Polarisation der Aufmerksamkeit

Entgegen der weit verbreiteten Auffassung, das Verhalten des Kindes sei durch rasch wechselnde Interessen und durch unbeständige Tätigkeiten gekennzeichnet, machte Montessori die Entdeckung, dass Kinder unter bestimmten Bedingungen zu anhaltend konzentrierter Beschäftigung fähig und bereit sind.

Um diese Form konzentrierter Aufmerksamkeit von der meditativen Selbstversunkenheit und der geistlichen Meditation zu unterscheiden, spricht Montessori von “Polarisation”. Gemeint ist “das Aufgehen in einer Arbeit, einer konzentrierten, frei gewählten Arbeit, die die Kraft hat zu konzentrieren und, anstatt zu ermüden, die Energien, die geistigen Fähigkeiten und die Selbstbeherrschung erhöht” [14]. Es geht um eine geistige Auseinandersetzung mit einem Gegenstand, die mehr ist als bloße “Beschäftigung”. Sie ist “Arbeit” im strengen Sinn [15]. Sie kann weder befohlen noch künstlich hervorgerufen werden.

Sie wird zwar ausgelöst durch eine vom Gegenstand ausgehende Faszination, doch bewirkt diese allein noch keine konzentrierte Beschäftigung mit ihm. Es muss noch ein innerer Impuls als Antwort auf den äußeren Reiz hinzukommen. Nur wenn Übereinstimmung zwischen geistigem Interesse und sinnlichem Reiz besteht, wird Polarisation möglich. Man kann sich das so vorstellen: “Zwei Kräfte (wirken) auf die Zerebralzelle wie auf eine geschlossene Tür: die äußere Sinneskraft, die anklopft und die innere, die sagt: öffne! Wenn die innere Kraft nicht öffnet, klopft der äußere Reiz vergebens an die Tür” [16].

Das Phänomen der Polarisation ist bei jedem Kind anzutreffen, sofern ihm die Freiheit gewährt wird, seinen Interessen nachzugehen bzw. es in eine Umgebung versetzt wird, die seinen geistigen Hunger zu stillen und in der es seinem Tätigkeitsdrang ungestört nachzugeben vermag [17].

Sind diese Voraussetzungen gegeben, bleibt die Polarisation nicht aus; denn ein inneres Streben treibt das Kind an, sich mit einem interessanten Gegenstand zu befassen und sich so lange dieser Tätigkeit hinzugeben, bis ein gewisser Sättigungsgrad erreicht ist.
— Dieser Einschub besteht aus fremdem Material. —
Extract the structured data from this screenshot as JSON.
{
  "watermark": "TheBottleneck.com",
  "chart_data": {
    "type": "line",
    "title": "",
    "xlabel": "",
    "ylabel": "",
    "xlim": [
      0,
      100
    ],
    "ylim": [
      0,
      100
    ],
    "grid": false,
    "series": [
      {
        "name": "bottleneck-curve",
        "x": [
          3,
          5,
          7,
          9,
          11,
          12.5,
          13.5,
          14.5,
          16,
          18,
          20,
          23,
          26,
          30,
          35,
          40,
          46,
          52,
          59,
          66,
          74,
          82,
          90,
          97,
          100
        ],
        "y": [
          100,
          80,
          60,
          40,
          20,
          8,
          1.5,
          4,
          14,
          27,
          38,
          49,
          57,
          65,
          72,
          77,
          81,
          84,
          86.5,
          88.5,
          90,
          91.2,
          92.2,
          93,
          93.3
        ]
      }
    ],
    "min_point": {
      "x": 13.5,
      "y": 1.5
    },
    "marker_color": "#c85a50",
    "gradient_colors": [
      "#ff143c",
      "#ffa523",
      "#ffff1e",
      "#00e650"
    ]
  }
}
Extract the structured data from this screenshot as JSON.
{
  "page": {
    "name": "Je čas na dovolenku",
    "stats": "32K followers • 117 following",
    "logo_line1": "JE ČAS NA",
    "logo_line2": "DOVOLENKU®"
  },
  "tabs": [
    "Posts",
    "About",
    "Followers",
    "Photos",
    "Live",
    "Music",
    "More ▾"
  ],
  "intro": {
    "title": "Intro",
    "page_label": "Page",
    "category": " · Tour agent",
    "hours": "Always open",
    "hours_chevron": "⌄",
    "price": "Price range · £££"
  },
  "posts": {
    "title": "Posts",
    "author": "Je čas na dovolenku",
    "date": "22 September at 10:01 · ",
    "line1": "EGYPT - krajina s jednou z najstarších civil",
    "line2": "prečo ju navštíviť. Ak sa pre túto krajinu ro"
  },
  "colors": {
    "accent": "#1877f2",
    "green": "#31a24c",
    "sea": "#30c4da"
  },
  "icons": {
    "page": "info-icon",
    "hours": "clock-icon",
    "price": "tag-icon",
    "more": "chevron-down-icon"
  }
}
Nicht Ermüdung oder gar Erschöpfung bestimmen deren Ende, sondern das gestillte Bedürfnis.

Interessant am Phänomen der Polarisation sind dessen Folgeerscheinungen: Die Kinder entwickeln Eigenschaften wie “spontane Disziplin”, “ständige, freudige Arbeit”, “soziale Gefühle der Hilfe und des Verständnisses für die anderen” [18]. Es entsteht ein Bewusstsein um die eigene Individualität und “die Liebe für die Personen und die Dinge”. Das Kind “trennt sich selbst von der Welt, um die Kraft zu erringen, sich mit ihr zu vereinen”; es spürt die Welt “wie ein unbegrenztes Feld für neue Entdeckungen und es bemerkt die Gefährten, denen es ein herzliches Interesse entgegenbringt” [19]. Die Polarisation der Aufmerksamkeit ist der Grundstein für den “Beginn einer neuen Lebensform” [20].